In Your Dreams (Falling #4)(54)



“And Helen Keller…” I say, looking up at her with that page open in her scrapbook.

“Yeah, she didn’t talk. Kinda perfect role for me!” she grins.

I laugh lightly, my eyes falling back down to the photo—it’s the same one in the yearbook, the same one I stole from Houston and look at almost every night. It’s her eyes. Those unbelievable eyes.

“I bet you were great in it,” I say, glancing up again.

She tilts her head to the side and takes in the picture, leaning forward and twisting the book in my lap so she can get a better view. She falls back to her bed, sitting on the edge, and lets a full smile stretch her lips.

“I was f*cking phenomenal,” she says.

I laugh without sound and shut my eyes, shaking my head.

“You seem to have found your voice just fine…and your modesty,” I say.

“It just about kills me every day,” she says, her smile falling into a more serious expression. She leans back on her hands and takes in a deep breath before letting her head tilt back, her hair fall down her arms and her eyes close at the coolness of her ceiling fan.

I don’t ask her, instead waiting patiently for her to tell me. Whatever it is, it’s personal—one of those deep scars. And for the first time since knowing this Murphy, since wishing I knew the one in the photo, I see the exhaustion on her body and face.

“It’s like acting,” she says, her head falling forward and her eyes meeting mine.

“What is?” I ask.

“When I sing. When I talk. When I…when I anything really. I’m constantly acting. It’s a performance,” she says.

I tilt my head, not understanding.

“That’s how the music started,” she says, leaning back again, this time falling flat against her bed and pulling her knees up, turning and lying on her side to face me. She’s beautiful this way.

“Before my freshman year, I went to see a specialist who suggested I try singing as a form of therapy,” she says. “I’d already played the guitar since I was nine, so he thought it might come easier that way.”

“And did it?” I ask.

“Not at first,” she says, pulling the familiar black notebook from her night table where she had set it and flipping through a few pages before stopping and tossing the open booklet to me. It’s the song I heard her sing to her brother the other day. It’s quirky and sweet, nothing but rhymes—almost like something my sisters used to sing in the street playing jump rope.

“This is Lane’s song,” I say, giving her a half smile. She reflects my expression and closes her eyes in fondness.

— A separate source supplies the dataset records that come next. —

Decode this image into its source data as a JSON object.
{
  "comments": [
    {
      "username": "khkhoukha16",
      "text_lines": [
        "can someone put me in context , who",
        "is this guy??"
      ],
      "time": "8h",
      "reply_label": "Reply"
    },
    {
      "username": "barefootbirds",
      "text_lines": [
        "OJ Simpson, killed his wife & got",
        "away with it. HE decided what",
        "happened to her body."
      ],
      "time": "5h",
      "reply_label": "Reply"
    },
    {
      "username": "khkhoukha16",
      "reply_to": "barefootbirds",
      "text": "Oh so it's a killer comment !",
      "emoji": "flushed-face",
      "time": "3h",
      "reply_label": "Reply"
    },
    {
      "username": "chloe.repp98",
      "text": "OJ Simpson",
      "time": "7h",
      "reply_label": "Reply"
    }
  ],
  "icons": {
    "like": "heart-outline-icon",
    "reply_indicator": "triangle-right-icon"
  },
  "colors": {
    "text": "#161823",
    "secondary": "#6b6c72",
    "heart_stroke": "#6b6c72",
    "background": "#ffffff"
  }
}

“It is,” she says. “That one came so easy. I think because it’s about him, and it made me think of him and these silly words he and I like to say. I wrote it to help him with bad dreams, stringing together all of our favorite things. And then I played it with my guitar, and for the first time ever—for as long I can remember speaking words—everything came out fluid. It was like water. So easy.”

“That’s amazing,” I say, the nagging feeling triggering thoughts…memories.

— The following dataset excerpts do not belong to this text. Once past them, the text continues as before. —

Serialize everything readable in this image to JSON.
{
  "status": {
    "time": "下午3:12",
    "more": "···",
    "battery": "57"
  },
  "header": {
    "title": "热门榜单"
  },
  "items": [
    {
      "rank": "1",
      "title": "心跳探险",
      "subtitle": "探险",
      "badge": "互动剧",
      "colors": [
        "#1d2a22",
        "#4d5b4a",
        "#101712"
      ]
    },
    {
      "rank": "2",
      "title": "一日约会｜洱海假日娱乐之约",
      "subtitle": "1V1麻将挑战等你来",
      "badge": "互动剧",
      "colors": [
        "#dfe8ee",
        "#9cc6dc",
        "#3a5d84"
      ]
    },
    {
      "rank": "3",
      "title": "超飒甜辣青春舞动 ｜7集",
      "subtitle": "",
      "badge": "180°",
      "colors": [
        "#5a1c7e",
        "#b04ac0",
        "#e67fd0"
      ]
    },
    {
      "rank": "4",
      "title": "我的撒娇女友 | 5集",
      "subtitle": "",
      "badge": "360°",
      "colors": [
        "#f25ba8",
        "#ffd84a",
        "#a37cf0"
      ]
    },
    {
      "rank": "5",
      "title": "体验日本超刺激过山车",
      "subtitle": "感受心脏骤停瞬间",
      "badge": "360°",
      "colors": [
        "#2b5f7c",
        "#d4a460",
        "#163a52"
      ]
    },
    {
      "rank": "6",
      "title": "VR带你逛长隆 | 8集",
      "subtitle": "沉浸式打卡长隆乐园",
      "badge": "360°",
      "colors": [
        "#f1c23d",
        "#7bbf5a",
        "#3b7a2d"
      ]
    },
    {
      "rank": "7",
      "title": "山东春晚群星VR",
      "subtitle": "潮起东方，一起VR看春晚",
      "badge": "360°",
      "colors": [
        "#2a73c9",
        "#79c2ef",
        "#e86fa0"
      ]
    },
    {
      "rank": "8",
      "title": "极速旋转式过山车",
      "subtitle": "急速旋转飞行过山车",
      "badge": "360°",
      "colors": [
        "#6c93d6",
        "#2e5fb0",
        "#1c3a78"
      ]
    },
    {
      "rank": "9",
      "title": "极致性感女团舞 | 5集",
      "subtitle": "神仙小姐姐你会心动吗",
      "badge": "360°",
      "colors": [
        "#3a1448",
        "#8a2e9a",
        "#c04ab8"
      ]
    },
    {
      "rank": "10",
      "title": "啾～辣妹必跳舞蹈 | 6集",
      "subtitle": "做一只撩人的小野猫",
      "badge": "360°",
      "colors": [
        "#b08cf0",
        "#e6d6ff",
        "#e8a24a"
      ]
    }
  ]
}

Murphy lays flat against her hand, her other arm falling over the edge of the bed, tickling the strands of carpet below, her fingers delicate just as she is with her guitar.

“My therapist said it’s common—for stutterers. When you’re trying to just say what’s in your head, it’s too much. It’s like the intersections in your brain that work on forming sentences and actually speaking them get overloaded, a kind of traffic jam. It causes all of these misfires in your brain and your mouth just mimics it,” she says.

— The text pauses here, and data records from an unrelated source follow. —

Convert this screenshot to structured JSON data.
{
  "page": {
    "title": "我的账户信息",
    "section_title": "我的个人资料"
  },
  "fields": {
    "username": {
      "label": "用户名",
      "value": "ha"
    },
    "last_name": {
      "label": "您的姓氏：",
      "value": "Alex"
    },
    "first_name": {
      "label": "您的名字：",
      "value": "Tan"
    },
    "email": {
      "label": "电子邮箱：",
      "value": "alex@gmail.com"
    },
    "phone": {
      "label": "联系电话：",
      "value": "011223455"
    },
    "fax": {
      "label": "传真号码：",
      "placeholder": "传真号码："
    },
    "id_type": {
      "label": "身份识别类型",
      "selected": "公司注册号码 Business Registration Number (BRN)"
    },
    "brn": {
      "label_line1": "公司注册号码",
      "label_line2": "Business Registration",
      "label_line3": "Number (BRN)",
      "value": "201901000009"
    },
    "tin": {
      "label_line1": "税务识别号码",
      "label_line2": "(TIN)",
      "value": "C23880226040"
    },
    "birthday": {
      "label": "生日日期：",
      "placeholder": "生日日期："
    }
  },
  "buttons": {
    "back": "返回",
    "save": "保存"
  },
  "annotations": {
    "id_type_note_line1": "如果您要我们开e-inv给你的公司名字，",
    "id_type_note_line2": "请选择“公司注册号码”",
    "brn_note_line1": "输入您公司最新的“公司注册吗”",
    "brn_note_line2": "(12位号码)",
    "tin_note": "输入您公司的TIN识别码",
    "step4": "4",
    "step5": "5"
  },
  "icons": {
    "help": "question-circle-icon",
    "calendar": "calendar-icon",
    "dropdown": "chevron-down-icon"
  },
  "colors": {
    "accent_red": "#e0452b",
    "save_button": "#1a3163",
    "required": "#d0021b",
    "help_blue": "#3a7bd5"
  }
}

“You said it’s exhausting. And sometimes…” I don’t finish, because I don’t want her to think I notice. It isn’t noticeable, really. It’s only that now that I know…I see it.

“When I get nervous. Like…really nervous. Which…being on stage makes me, like, way nervous,” she says, closing her eyes and tucking her chin. I watch her lashes open slowly, blinking, before the grays open fully on me. “You make me nervous.”

I don’t react. I work hard not to react. After a second or two, I offer a crooked smile and lean my head.

“I shouldn’t make you nervous,” I say.

She shrugs.

“You do,” she says, her eyes piercing me. She makes me nervous, too.

I swallow, and I know she sees it.

“So, what’s exhausting?” I ask, wanting to get us both off the hook. She’s not so anxious though. She seems comfortable with the silence. This is one of those moments where she’s in charge. I pull my knees up and prop her book against my legs, flipping through more pages because I’m the one folding.

“The performance of it all,” she says. “It’s not like you can sing all the time. I mean…I guess you could. But then you’d be like one of those people in musicals that gets dropped into the real world and only knows how to function while singing, but everyone looks at you weird because…duh! There really isn’t singing in the real world.”

I laugh at her, closing her book and sliding it in front of me on the floor.

“You’re amazing, you know that?” Her smile while lying down is better than the one she gives while standing. I lock the vision of it away and pray to see it closer one day.